The longtime Evanston home of the Cusack clan—including John and Joan—sold Friday afternoon.

Nancy and Dick Cusack moved in sometime in the late 1960s, according to Bonnie Wilson, the Koeing & Strey agent who represented the 103-year-old home in Friday’s sale. They then raised five children there, including the two movie stars. Dick Cusack, who was an ad executive and actor, died in 2003. Nancy Cusack put the house on the market in June.

Aside from being the place where the actors who created characters like Cyn in Working Girl and Lloyd Dobler in Say Anything grew up, the house has a lot of character of its own, Wilson says. “The wonderful moldings, and the [three] fireplaces, and all these windows looking out to the lake.” The home stands across Sheridan Road from Clark Square Park; Wilson says rooms on all three floors—the living room, the master bedroom, and a top-floor family room—have views of the water. There are also two sunrooms, one off the living room and one off the master bedroom.

The house needs updating: the baths, Wilson says, “are probably original,” and the kitchen “they probably did when they moved in.” A source who had toured the house says there are two old oil tanks still in the backyard and asbestos-based finishes that will have to be removed, as well as old, leaky windows that will demand updating.
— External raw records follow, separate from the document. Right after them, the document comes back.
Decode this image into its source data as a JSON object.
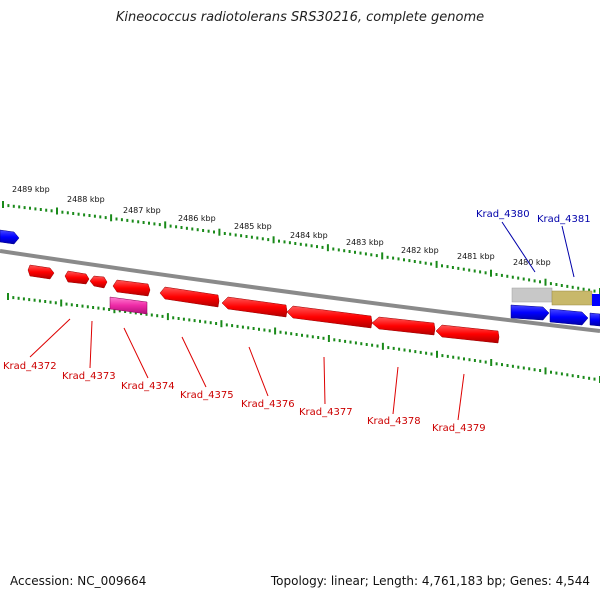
{
  "title": "Kineococcus radiotolerans SRS30216, complete genome",
  "footer": {
    "accession": "Accession: NC_009664",
    "summary": "Topology: linear; Length: 4,761,183 bp; Genes: 4,544"
  },
  "ruler": [
    "2489 kbp",
    "2488 kbp",
    "2487 kbp",
    "2486 kbp",
    "2485 kbp",
    "2484 kbp",
    "2483 kbp",
    "2482 kbp",
    "2481 kbp",
    "2480 kbp"
  ],
  "genes_bottom": [
    "Krad_4372",
    "Krad_4373",
    "Krad_4374",
    "Krad_4375",
    "Krad_4376",
    "Krad_4377",
    "Krad_4378",
    "Krad_4379"
  ],
  "genes_top": [
    "Krad_4380",
    "Krad_4381"
  ],
  "colors": {
    "reverse_strand": "#ff0000",
    "forward_strand": "#0000ff",
    "rna": "#ff33aa",
    "ruler": "#1a8a1a"
  }
}
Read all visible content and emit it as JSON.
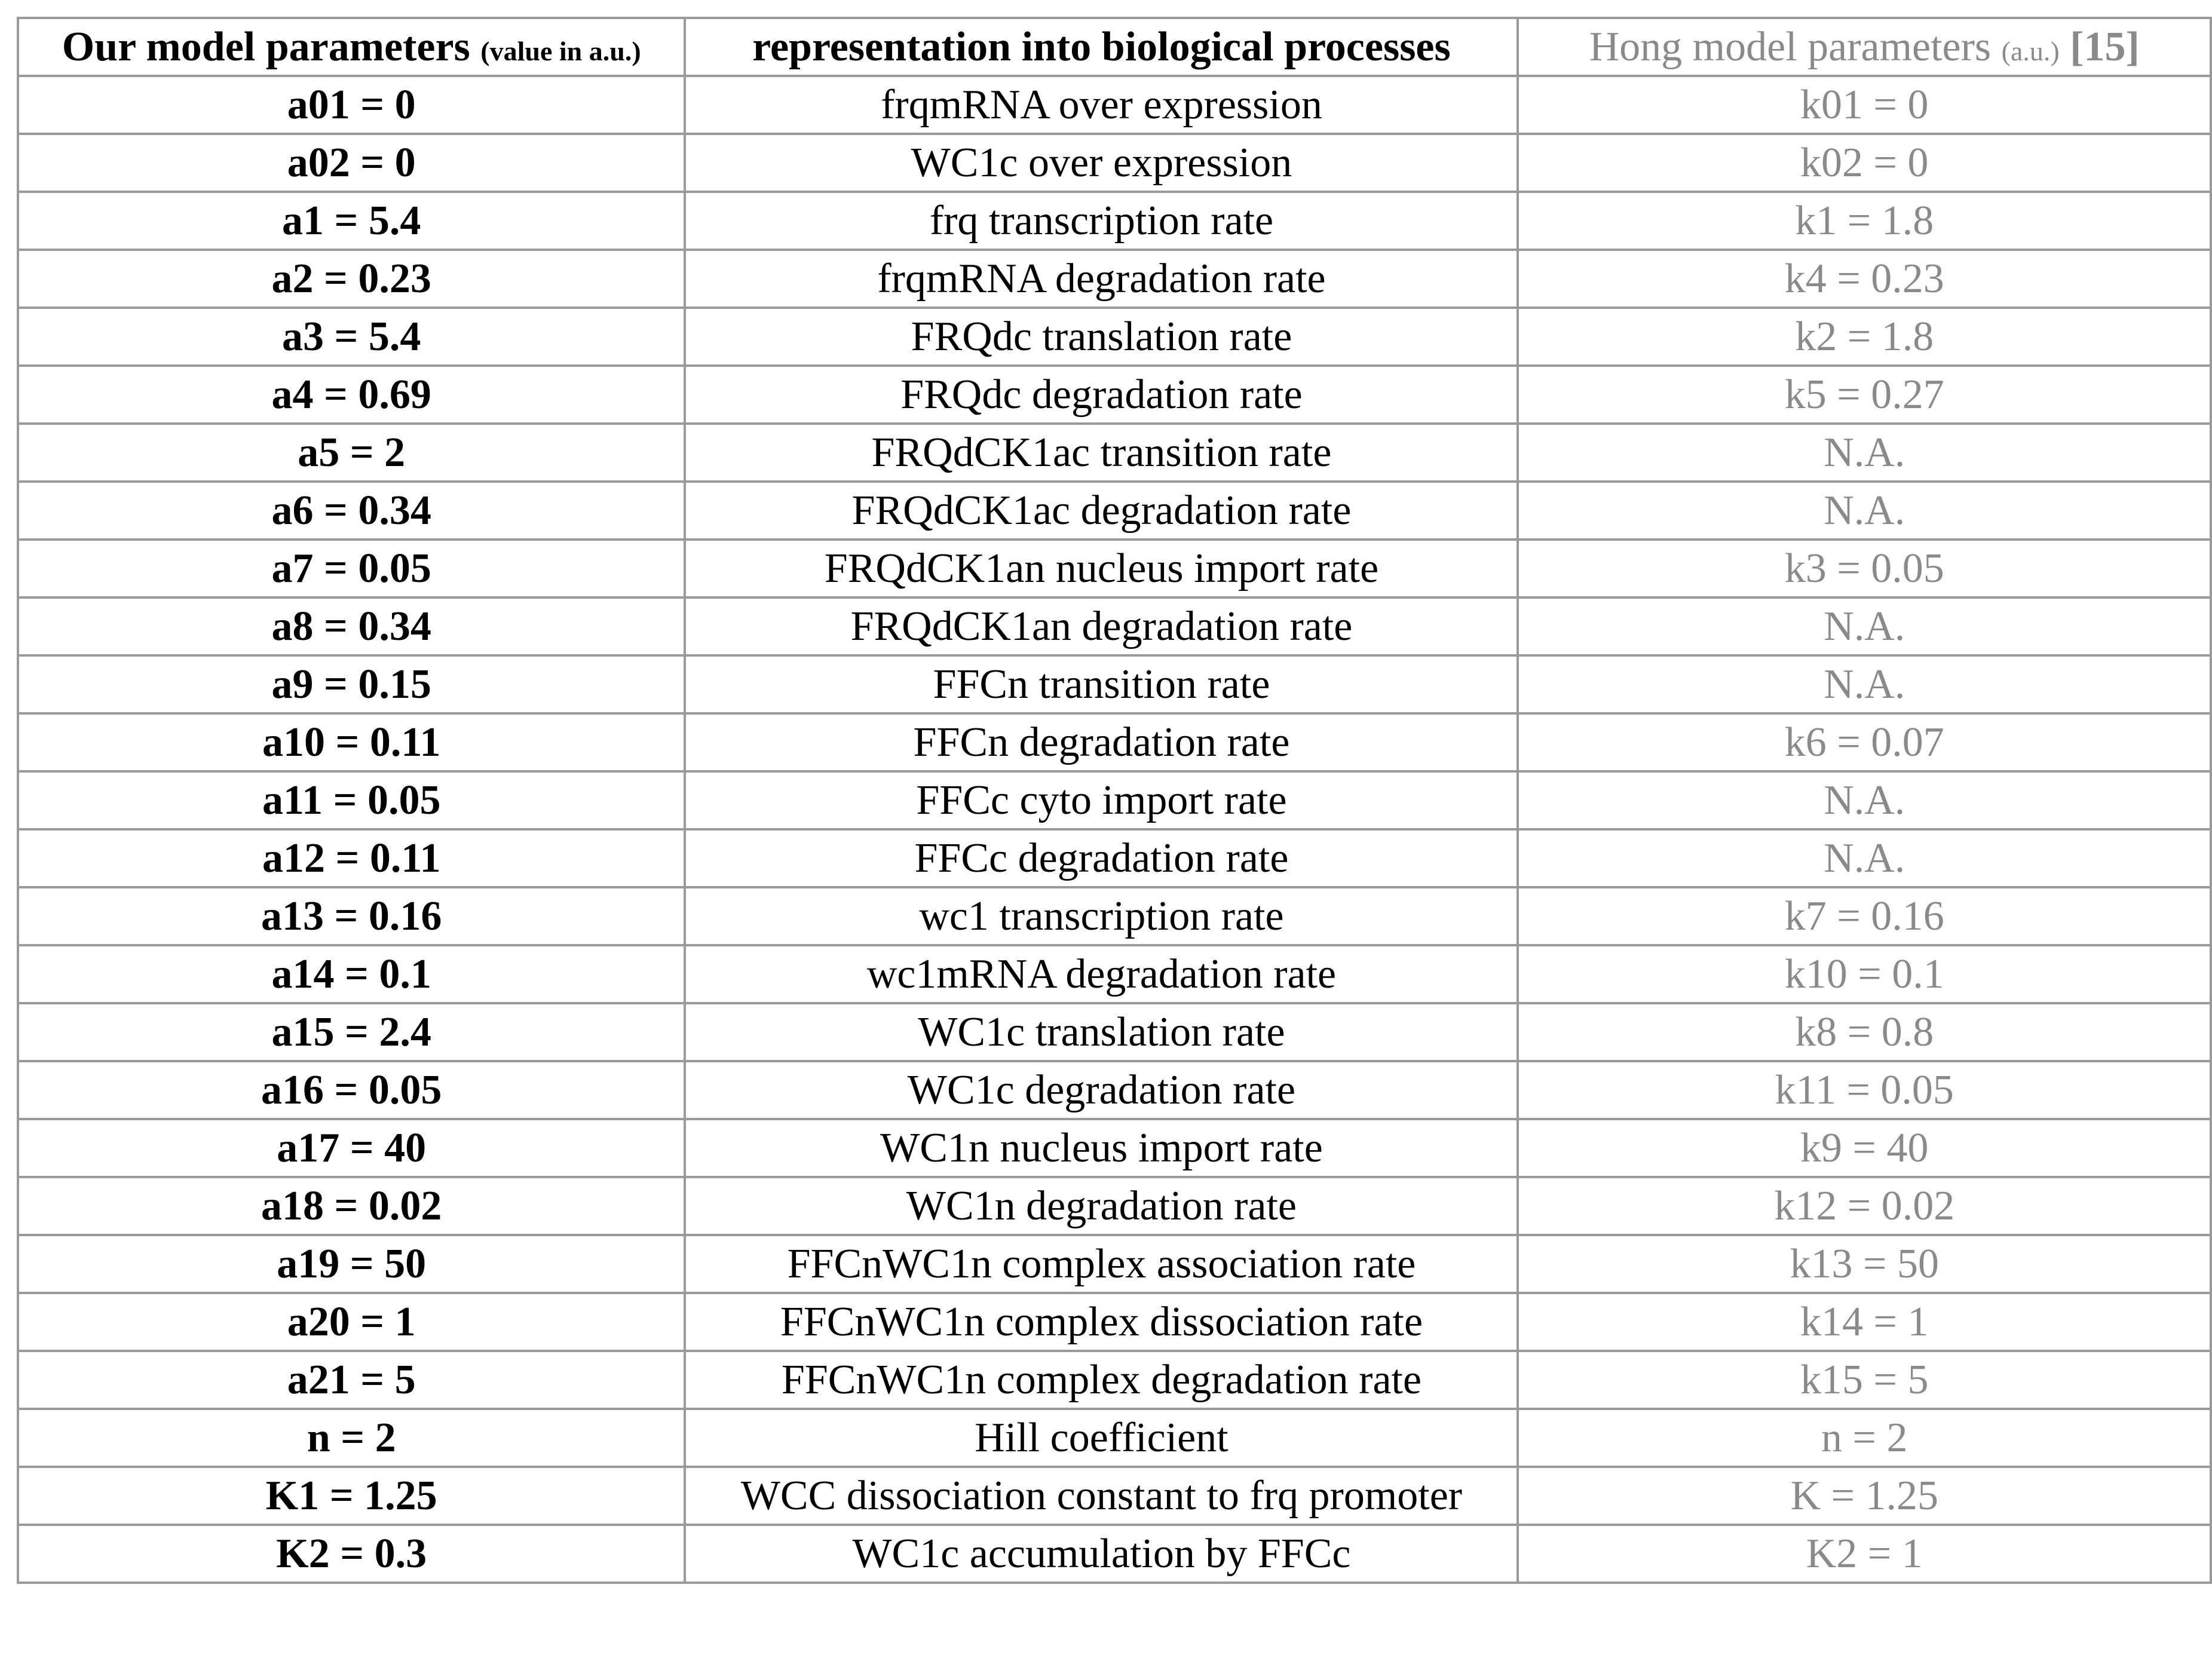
{
  "header": {
    "col1_main": "Our model parameters",
    "col1_note": "(value in a.u.)",
    "col2": "representation into biological processes",
    "col3_main": "Hong model parameters",
    "col3_note": "(a.u.)",
    "col3_ref": "[15]"
  },
  "rows": [
    {
      "ours": "a01 = 0",
      "bio": "frqmRNA over expression",
      "hong": "k01 = 0"
    },
    {
      "ours": "a02 = 0",
      "bio": "WC1c over expression",
      "hong": "k02 = 0"
    },
    {
      "ours": "a1 = 5.4",
      "bio": "frq transcription rate",
      "hong": "k1 = 1.8"
    },
    {
      "ours": "a2 = 0.23",
      "bio": "frqmRNA degradation rate",
      "hong": "k4 = 0.23"
    },
    {
      "ours": "a3 = 5.4",
      "bio": "FRQdc translation rate",
      "hong": "k2 = 1.8"
    },
    {
      "ours": "a4 = 0.69",
      "bio": "FRQdc degradation rate",
      "hong": "k5 = 0.27"
    },
    {
      "ours": "a5 = 2",
      "bio": "FRQdCK1ac transition rate",
      "hong": "N.A."
    },
    {
      "ours": "a6 = 0.34",
      "bio": "FRQdCK1ac degradation rate",
      "hong": "N.A."
    },
    {
      "ours": "a7 = 0.05",
      "bio": "FRQdCK1an nucleus import rate",
      "hong": "k3 = 0.05"
    },
    {
      "ours": "a8 = 0.34",
      "bio": "FRQdCK1an degradation rate",
      "hong": "N.A."
    },
    {
      "ours": "a9 = 0.15",
      "bio": "FFCn transition rate",
      "hong": "N.A."
    },
    {
      "ours": "a10 = 0.11",
      "bio": "FFCn degradation rate",
      "hong": "k6 = 0.07"
    },
    {
      "ours": "a11 = 0.05",
      "bio": "FFCc cyto import rate",
      "hong": "N.A."
    },
    {
      "ours": "a12 = 0.11",
      "bio": "FFCc degradation rate",
      "hong": "N.A."
    },
    {
      "ours": "a13 = 0.16",
      "bio": "wc1 transcription rate",
      "hong": "k7 = 0.16"
    },
    {
      "ours": "a14 = 0.1",
      "bio": "wc1mRNA degradation rate",
      "hong": "k10 = 0.1"
    },
    {
      "ours": "a15 = 2.4",
      "bio": "WC1c translation rate",
      "hong": "k8 = 0.8"
    },
    {
      "ours": "a16 = 0.05",
      "bio": "WC1c degradation rate",
      "hong": "k11 = 0.05"
    },
    {
      "ours": "a17 = 40",
      "bio": "WC1n nucleus import rate",
      "hong": "k9 = 40"
    },
    {
      "ours": "a18 = 0.02",
      "bio": "WC1n degradation rate",
      "hong": "k12 = 0.02"
    },
    {
      "ours": "a19 = 50",
      "bio": "FFCnWC1n complex association rate",
      "hong": "k13 = 50"
    },
    {
      "ours": "a20 = 1",
      "bio": "FFCnWC1n complex dissociation rate",
      "hong": "k14 = 1"
    },
    {
      "ours": "a21 = 5",
      "bio": "FFCnWC1n complex degradation rate",
      "hong": "k15 = 5"
    },
    {
      "ours": "n = 2",
      "bio": "Hill coefficient",
      "hong": "n = 2"
    },
    {
      "ours": "K1 = 1.25",
      "bio": "WCC dissociation constant to frq promoter",
      "hong": "K = 1.25"
    },
    {
      "ours": "K2 = 0.3",
      "bio": "WC1c accumulation by FFCc",
      "hong": "K2 = 1"
    }
  ]
}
Nancy Cusack initially listed the five-bedroom home for sale in June, asking $999,000. That came down to $980,000 in October, and the house went under contract in November. The sale, to people who are not yet identified in public records, came in at 94 percent of the initial asking price, and 96 percent of the reduced price.

The lot is more than a quarter-acre, and the back yard is big. The Cusacks, according to Wilson, were big entertainers, and used both the house and yard for parties. “Who knows how many famous people they entertained there,” she said. “Besides their children.”